Steps to make Vegan Moussaka πŸ‡¬πŸ‡·:
  1. Slice the Aubergine and sprinkle with some salt, pepper and oil. Bake in the oven for 25 mins at gas mark 4 (180 degrees), until they are soft (you may need to turn them).
  2. Finely slice the remaining vegetables. Chop the tomatoes. Peel and slice the potatoes into flat disks. Boil in a pot of salted water until they are just soft. In a large pot fry the onion and garlic over a medium heat with a good glug of olive oil.
  3. Add the courgette and carrot, fry for a few minutes until they start to soften. Add the chopped tomatoes and cinnamon, paprika and garlic granules. Add the 2 tablespoons of tomato puree. Open the lentils and add 2 tablespoons of the lentil water to the vegetables. Drain the rest of the lentils and add to the vegetables. Cook for a few minutes. Season with salt and pepper.

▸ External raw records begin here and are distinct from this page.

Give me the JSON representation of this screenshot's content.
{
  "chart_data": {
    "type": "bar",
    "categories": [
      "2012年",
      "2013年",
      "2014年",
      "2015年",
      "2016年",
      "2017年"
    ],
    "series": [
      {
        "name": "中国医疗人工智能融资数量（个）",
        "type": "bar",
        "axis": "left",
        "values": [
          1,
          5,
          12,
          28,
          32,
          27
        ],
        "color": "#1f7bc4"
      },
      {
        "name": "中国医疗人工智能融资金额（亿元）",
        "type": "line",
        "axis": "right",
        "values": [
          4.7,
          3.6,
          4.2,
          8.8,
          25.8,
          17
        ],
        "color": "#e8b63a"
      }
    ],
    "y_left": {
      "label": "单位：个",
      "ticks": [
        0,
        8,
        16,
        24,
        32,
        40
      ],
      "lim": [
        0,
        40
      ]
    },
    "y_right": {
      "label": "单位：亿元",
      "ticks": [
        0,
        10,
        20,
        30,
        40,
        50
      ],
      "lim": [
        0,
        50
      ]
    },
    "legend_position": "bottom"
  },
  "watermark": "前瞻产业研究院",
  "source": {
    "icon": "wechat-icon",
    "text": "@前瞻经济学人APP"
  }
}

  4. In the pot the potatoes were boiling in make a white sauce. Over a gentle heat melt the butter, then add the flour. Add the milk and whisk together until you get a smooth, glossy sauce. Season with salt and pepper and some nutmeg.
  5. In a casserole dish layer up the potatoes. Then add the lentil mixture and top with the aubergine. Add the white sauce and top with the vegan cheese and feta. Bake in the oven for 35-40 minutes until the top is golden-brown and enjoy!

This vegan moussaka is every bit as good as the 'real' thing - a rich lentil ragu cooked in red wine, layered up with roasted aubergine and topped with I've been itching to experiment with vegan-ising the totally luscious Greek dish, Moussaka, for some time but it isn't the speediest dish to make and it. This vegan moussaka is Greek comfort food at its finest. It's loaded with flavor from layers of roasted eggplant, fluffy mashed potatoes, nutrition-packed lentils Moussaka is a popular dish found all over the Mediterranean and Middle East, with many variations depending on the country where it's served. Although this Vegetarian Moussaka probably has very little to do with the authentic Greek dish β€” well, apart from the fact that it's made with layers of sliced eggplants that is β€” I think that it still deserves to be called Moussaka! The way I see it, it's a super healthy and tasty vegetarian version of an already.

So that’s going to wrap it up with this special food vegan moussaka πŸ‡¬πŸ‡· recipe. Thank you very much for your time. I am confident you can make this at home. There’s gonna be interesting food in home recipes coming up. Don’t forget to save this page on your browser, and share it to your loved ones, colleague and friends. Thank you for reading. Go on get cooking!